首先研究 TTR V122I(pV142I)携带者状态与 CVD 和死亡率的关系,其次在一个大型绝经后妇女队列中研究血压、心率、体重指数和体力活动的影响。
研究人群由 9862 名非西班牙裔黑人和/或非洲裔美国女性组成,9529 名非携带者和 333 名 TTR V122I 携带者,在美国 40 个中心参加妇女健康倡议。这些女性在入组时通常健康且处于绝经后状态(1993-1998 年)。CVD 定义为复合终点,包括冠心病、中风、急性心力衰竭或 CVD 死亡和全因死亡率。CVD 病例基于每年邮寄的健康更新报告。所有信息均由经过培训的医生进行集中审查。风险比(HR)和 95%置信区间(CI)通过调整后的 Cox 比例风险模型获得。

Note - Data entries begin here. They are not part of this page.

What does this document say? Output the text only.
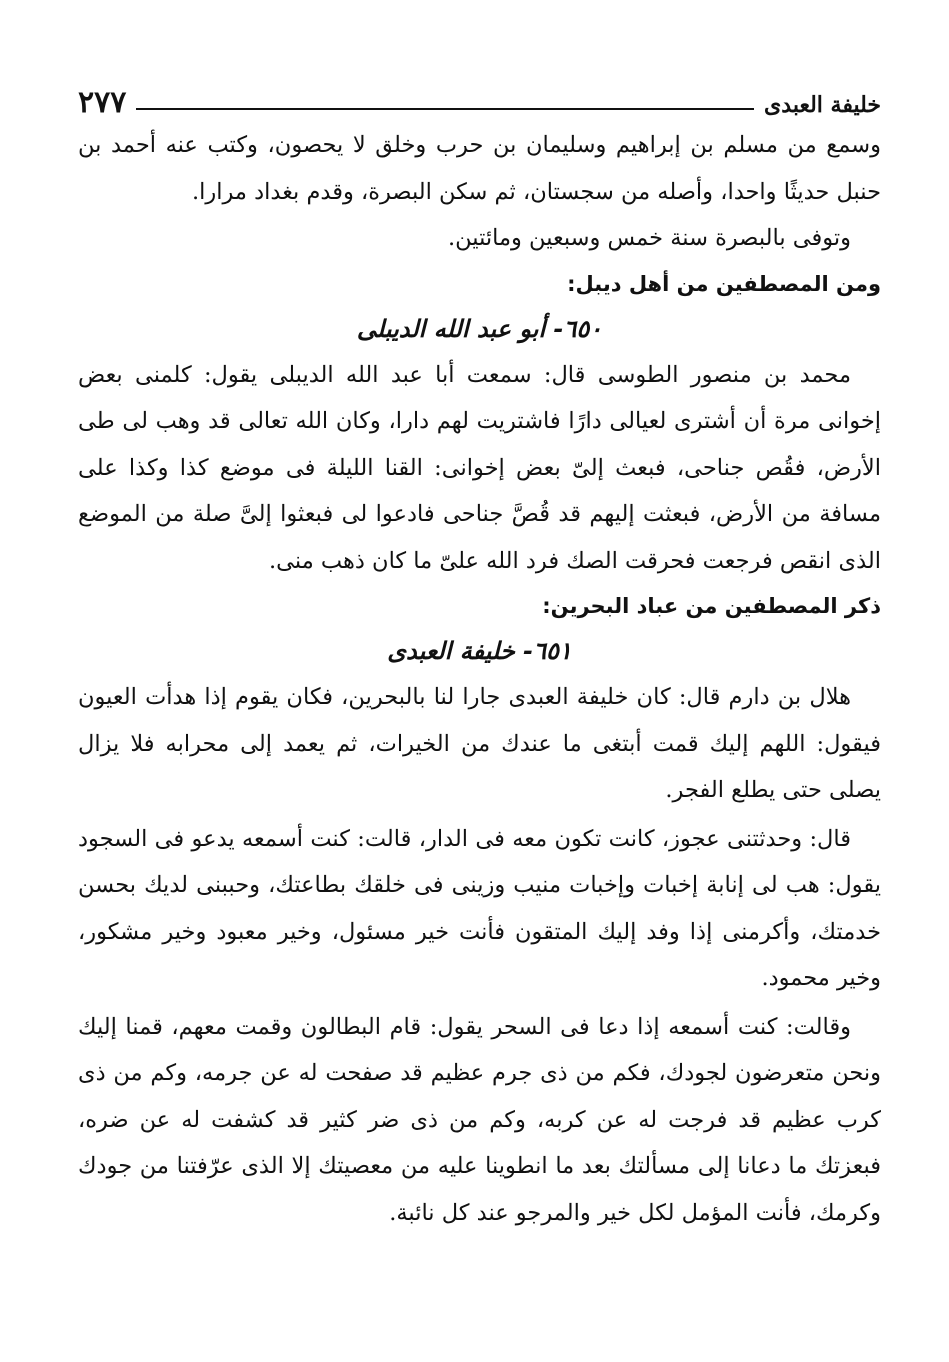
خليفة العبدى
٢٧٧

وسمع من مسلم بن إبراهيم وسليمان بن حرب وخلق لا يحصون، وكتب عنه أحمد بن حنبل حديثًا واحدا، وأصله من سجستان، ثم سكن البصرة، وقدم بغداد مرارا.

وتوفى بالبصرة سنة خمس وسبعين ومائتين.

ومن المصطفين من أهل ديبل:
٦٥٠- أبو عبد الله الديبلى

محمد بن منصور الطوسى قال: سمعت أبا عبد الله الديبلى يقول: كلمنى بعض إخوانى مرة أن أشترى لعيالى دارًا فاشتريت لهم دارا، وكان الله تعالى قد وهب لى طى الأرض، فقُص جناحى، فبعث إلىّ بعض إخوانى: القنا الليلة فى موضع كذا وكذا على مسافة من الأرض، فبعثت إليهم قد قُصَّ جناحى فادعوا لى فبعثوا إلىَّ صلة من الموضع الذى انقص فرجعت فحرقت الصك فرد الله علىّ ما كان ذهب منى.

ذكر المصطفين من عباد البحرين:
٦٥١- خليفة العبدى

هلال بن دارم قال: كان خليفة العبدى جارا لنا بالبحرين، فكان يقوم إذا هدأت العيون فيقول: اللهم إليك قمت أبتغى ما عندك من الخيرات، ثم يعمد إلى محرابه فلا يزال يصلى حتى يطلع الفجر.

قال: وحدثتنى عجوز، كانت تكون معه فى الدار، قالت: كنت أسمعه يدعو فى السجود يقول: هب لى إنابة إخبات وإخبات منيب وزينى فى خلقك بطاعتك، وحببنى لديك بحسن خدمتك، وأكرمنى إذا وفد إليك المتقون فأنت خير مسئول، وخير معبود وخير مشكور، وخير محمود.

وقالت: كنت أسمعه إذا دعا فى السحر يقول: قام البطالون وقمت معهم، قمنا إليك ونحن متعرضون لجودك، فكم من ذى جرم عظيم قد صفحت له عن جرمه، وكم من ذى كرب عظيم قد فرجت له عن كربه، وكم من ذى ضر كثير قد كشفت له عن ضره، فبعزتك ما دعانا إلى مسألتك بعد ما انطوينا عليه من معصيتك إلا الذى عرّفتنا من جودك وكرمك، فأنت المؤمل لكل خير والمرجو عند كل نائبة.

在 9862 名黑人女性参与者(平均年龄:62 岁[IQR:56-67 岁])中,TTR V122I 变异体的人群频率为 3.4%(333 名变异体携带者和 9529 名非携带者)。在平均 16.1 年(IQR:9.7-22.2 年)的随访期间,9529 名非携带者中有 2229 名和 333 名携带者发生了 CVD,而 2689 名非携带者中有 2689 名和 108 名携带者死亡。在包括人口统计学、生活方式和病史协变量的调整模型中,TTR V122I 携带者发生复合 CVD 终点(HR:1.52;95%CI:1.22-1.88)、急性心力衰竭(HR:2.21;95%CI:1.53-3.18)、冠心病(HR:1.80;95%CI:1.30-2.47)、CVD 死亡(HR:1.70;95%CI:1.26-2.30)和全因死亡率(HR:1.28;95%CI:1.04-1.56)的风险更高。作者发现年龄存在显著的交互作用,但血压、心率、体重指数或体力活动没有显著的交互作用。
与非携带者相比,TTR V122I(pV142I)变异体的黑人女性患 CVD 和全因死亡率的风险更高。如果临床怀疑淀粉样变性,应筛查 TTR V122I(pV142I)携带者状态,以确保早期开始治疗。